A great comedian once said that she never goes to comedy shows, because if she did go and heard a joke that she was thinking of doing or heard just a really good joke, then she would never be able to do that joke in good conscience because she would know that someone else was doing the same thing.
It is about being unique, and if in my mind I know that I have not copied any recipe then I lose that uniqueness at least in my eyes. Inevitably we all use similar ingredients and will mimic someone else’s beer, but it is important for me to not have the intent of doing that.
Do you have a favorite homebrew trick or gadget that you've found to make your beer better/brewing easier, etc?
Pumps, pumps, pumps, pumps, and pumps
Describe your brew system.
I have a 3 x 25 gallon system, with 2 x burners, and a herms recirculation system. I built my stand out of “erector set” steel from lowes. I use 1/2” silicon hose and cam & groove quick disconnects.
How frequently do you brew (times per month or year)?
In the last year I have brewed about 100 gallons (17 x 6 gallon batches), but now I have a 1/2 BBL system and could do that in 7 brew days.
What is your favorite malt? Why?
My favorite malt is Maris Otter, because it just tastes better.
What is your favorite hop? Why?
I like citrus hops, so I tend to use a lot of Citra and Cascade. But I also like Chinook cause it smells like cheese.
What is your dream beer and food pairing?
A nice citrusy IPA and some BBQ (smoked chicken wings, baby back ribs, etc)
Do you have a favorite or house yeast? What qualities do you like about that yeast?

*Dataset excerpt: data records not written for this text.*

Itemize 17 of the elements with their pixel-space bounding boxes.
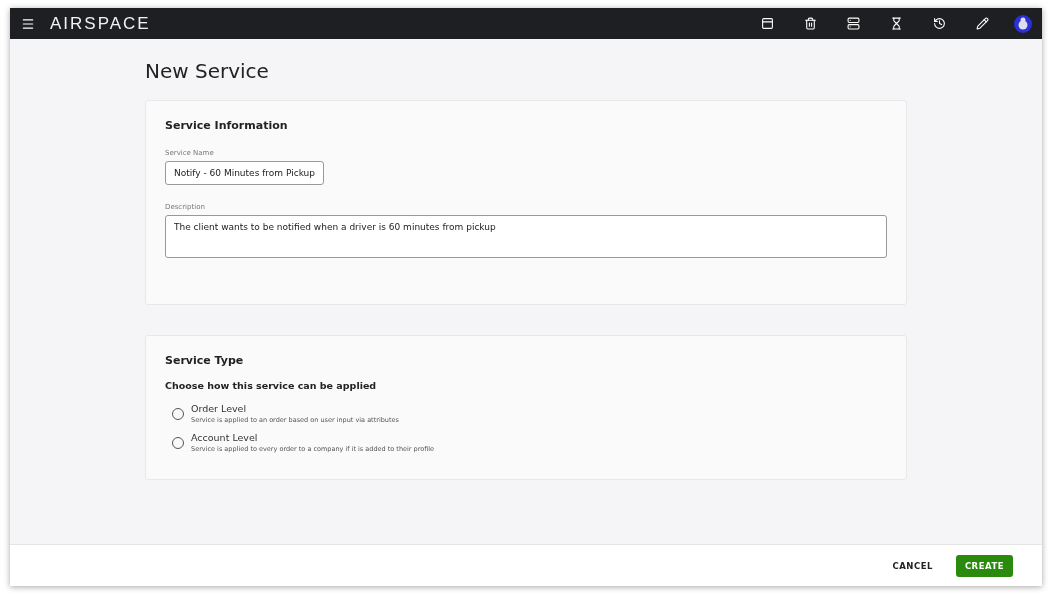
- create-button[interactable]: CREATE: [955, 554, 1013, 577]
- section-title: Service Type: [165, 354, 245, 367]
- section-title: Service Information: [165, 119, 289, 132]
- section-prompt: Choose how this service can be applied: [165, 380, 378, 391]
- input-field[interactable]: The client wants to be notified when a driver is 60 minutes from pickup: [165, 215, 887, 258]
- option-label: Account Level: [191, 432, 259, 443]
- page-title: New Service: [145, 59, 270, 83]
- logo: AIRSPACE: [50, 13, 151, 34]
- avatar-icon[interactable]: [1014, 14, 1032, 33]
- window-icon[interactable]: [759, 15, 775, 32]
- input-field[interactable]: Notify - 60 Minutes from Pickup: [165, 161, 324, 185]
- pencil-icon[interactable]: [974, 15, 990, 32]
- trash-icon[interactable]: [802, 15, 818, 32]
- server-icon[interactable]: [845, 15, 861, 32]
- option-label: Order Level: [191, 403, 248, 414]
- history-icon[interactable]: [931, 15, 947, 32]
- cancel-button[interactable]: CANCEL: [883, 554, 942, 577]
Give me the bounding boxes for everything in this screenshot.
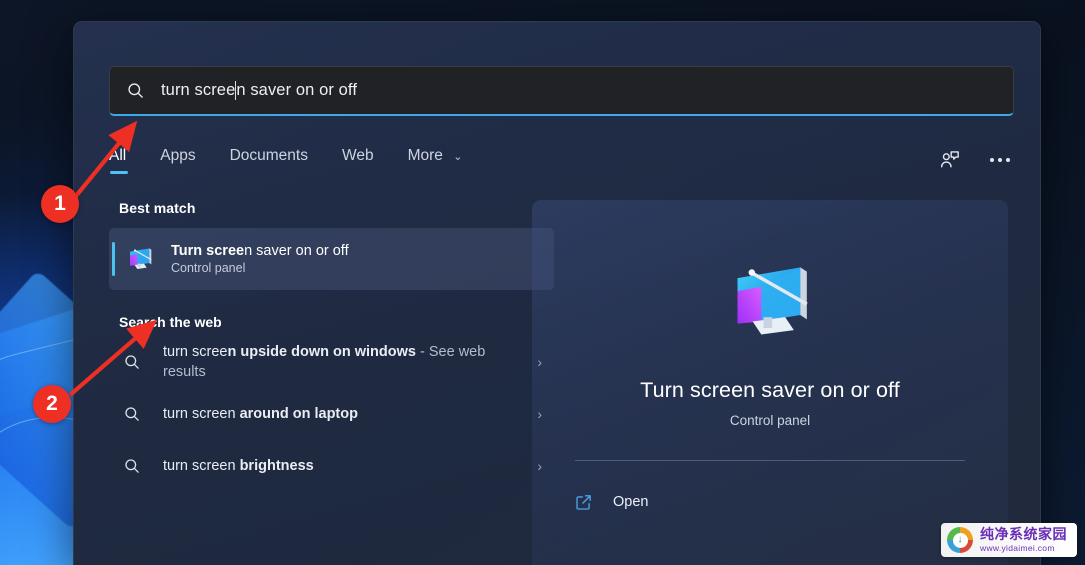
tab-documents-label: Documents — [229, 146, 308, 164]
watermark: ↓ 纯净系统家园 www.yidaimei.com — [941, 523, 1077, 557]
monitor-stylus-icon — [712, 250, 828, 354]
feedback-person-icon[interactable] — [936, 146, 964, 174]
tab-apps-label: Apps — [160, 146, 196, 164]
best-match-subtitle: Control panel — [171, 261, 246, 275]
tab-more-label: More — [407, 146, 443, 164]
web-result-row[interactable]: turn screen around on laptop › — [109, 388, 554, 440]
search-the-web-heading: Search the web — [119, 314, 222, 330]
monitor-stylus-icon — [123, 242, 157, 276]
open-action-label: Open — [613, 494, 649, 510]
web-result-text: turn screen upside down on windows - See… — [163, 342, 529, 382]
tab-all-label: All — [109, 146, 127, 164]
external-link-icon — [574, 493, 593, 512]
preview-title: Turn screen saver on or off — [640, 378, 900, 402]
search-query-before-caret: turn scree — [161, 81, 236, 99]
tab-all[interactable]: All — [109, 146, 129, 174]
best-match-result-row[interactable]: Turn screen saver on or off Control pane… — [109, 228, 554, 290]
ellipsis-dot — [998, 158, 1002, 162]
search-icon — [123, 405, 145, 423]
search-icon — [126, 81, 145, 100]
web-result-text: turn screen around on laptop — [163, 404, 529, 424]
result-preview-panel: Turn screen saver on or off Control pane… — [532, 200, 1008, 565]
chevron-down-icon: ⌄ — [453, 150, 463, 163]
download-arrow-glyph: ↓ — [952, 532, 968, 548]
web-result-prefix: turn screen — [163, 406, 240, 422]
preview-divider — [575, 460, 965, 461]
ellipsis-dot — [990, 158, 994, 162]
web-result-bold: around on laptop — [239, 406, 358, 422]
best-match-title-rest: n saver on or off — [244, 243, 349, 259]
best-match-title: Turn screen saver on or off — [171, 243, 349, 259]
download-arrow-icon: ↓ — [947, 527, 973, 553]
search-icon — [123, 353, 145, 371]
desktop-background: turn scree n saver on or off All Apps Doc… — [0, 0, 1085, 565]
search-query-text: turn scree n saver on or off — [161, 81, 357, 100]
web-result-row[interactable]: turn screen brightness › — [109, 440, 554, 492]
tab-web[interactable]: Web — [342, 147, 374, 174]
web-result-text: turn screen brightness — [163, 456, 529, 476]
more-options-ellipsis-icon[interactable] — [986, 146, 1014, 174]
best-match-title-bold: Turn scree — [171, 243, 245, 259]
search-input[interactable]: turn scree n saver on or off — [109, 66, 1014, 116]
watermark-texts: 纯净系统家园 www.yidaimei.com — [980, 527, 1067, 553]
search-filter-tabs: All Apps Documents Web More ⌄ — [109, 137, 1014, 183]
web-result-row[interactable]: turn screen upside down on windows - See… — [109, 336, 554, 388]
tab-web-label: Web — [341, 146, 374, 164]
ellipsis-dot — [1006, 158, 1010, 162]
search-icon — [123, 457, 145, 475]
tab-more[interactable]: More ⌄ — [408, 147, 463, 174]
web-result-prefix: turn scree — [163, 344, 228, 360]
web-result-bold: n upside down on windows — [227, 344, 416, 360]
best-match-heading: Best match — [119, 200, 196, 216]
watermark-url: www.yidaimei.com — [980, 542, 1055, 553]
search-results-list: Best match Turn screen saver on or off C… — [109, 200, 554, 565]
windows-search-panel: turn scree n saver on or off All Apps Doc… — [73, 21, 1041, 565]
search-query-after-caret: n saver on or off — [236, 81, 358, 99]
tab-documents[interactable]: Documents — [230, 147, 308, 174]
tab-apps[interactable]: Apps — [160, 147, 195, 174]
watermark-site-name: 纯净系统家园 — [980, 526, 1067, 543]
best-match-texts: Turn screen saver on or off Control pane… — [171, 243, 349, 275]
web-result-prefix: turn screen — [163, 458, 240, 474]
preview-subtitle: Control panel — [729, 413, 811, 428]
web-result-bold: brightness — [239, 458, 314, 474]
ellipsis-dots — [990, 158, 1010, 162]
open-action-button[interactable]: Open — [550, 480, 990, 524]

I tend to stick to 1056 American Ale, because it is versatile and well rounded. It works for what I like to make.
Do you belong to a homebrew club? Do you have a good homebrew club story you'd like to share?
I belong to Orlando’s CFHB club. No stories yet, but I am sure there will be some in the future.
Is there any advice you would like to give to new homebrewers?
There is so much information surrounding brewing beer and learning it all will be your greatest challenge. There are some great books out there and you should read them to get some base knowledge, but the greatest tool that I have found is not the internet or reading books, but the people around you. I have learned more interviewing local professional brewers and joining in with local club members to brew than I have from any internet or book source.
Practice, practice, practice. Like any hobby, sport, or profession it takes time and patience to develop from that initial brew to something you can be really proud of.
Make the investment, research your equipment, and build it if you can. With each piece of equipment there is one less thing you have to do. For example, buy an Oxygen tank and you will never have to do the back breaking work of aerating a carboy by shaking it.
Switch to all grain. All-grain takes a lot of patience and practice, but there is nothing like an all-grain beer. It will cost more for the equipment initially, but extract is expensive and in the long run you will save money.
Switch to kegging! Again it is going to cost you money for the equipment, but there is nothing like drinking your beer the day after it is done fermenting, and bottling is a pain in the butt. You can clean one keg or clean 42+ bottles (16 oz).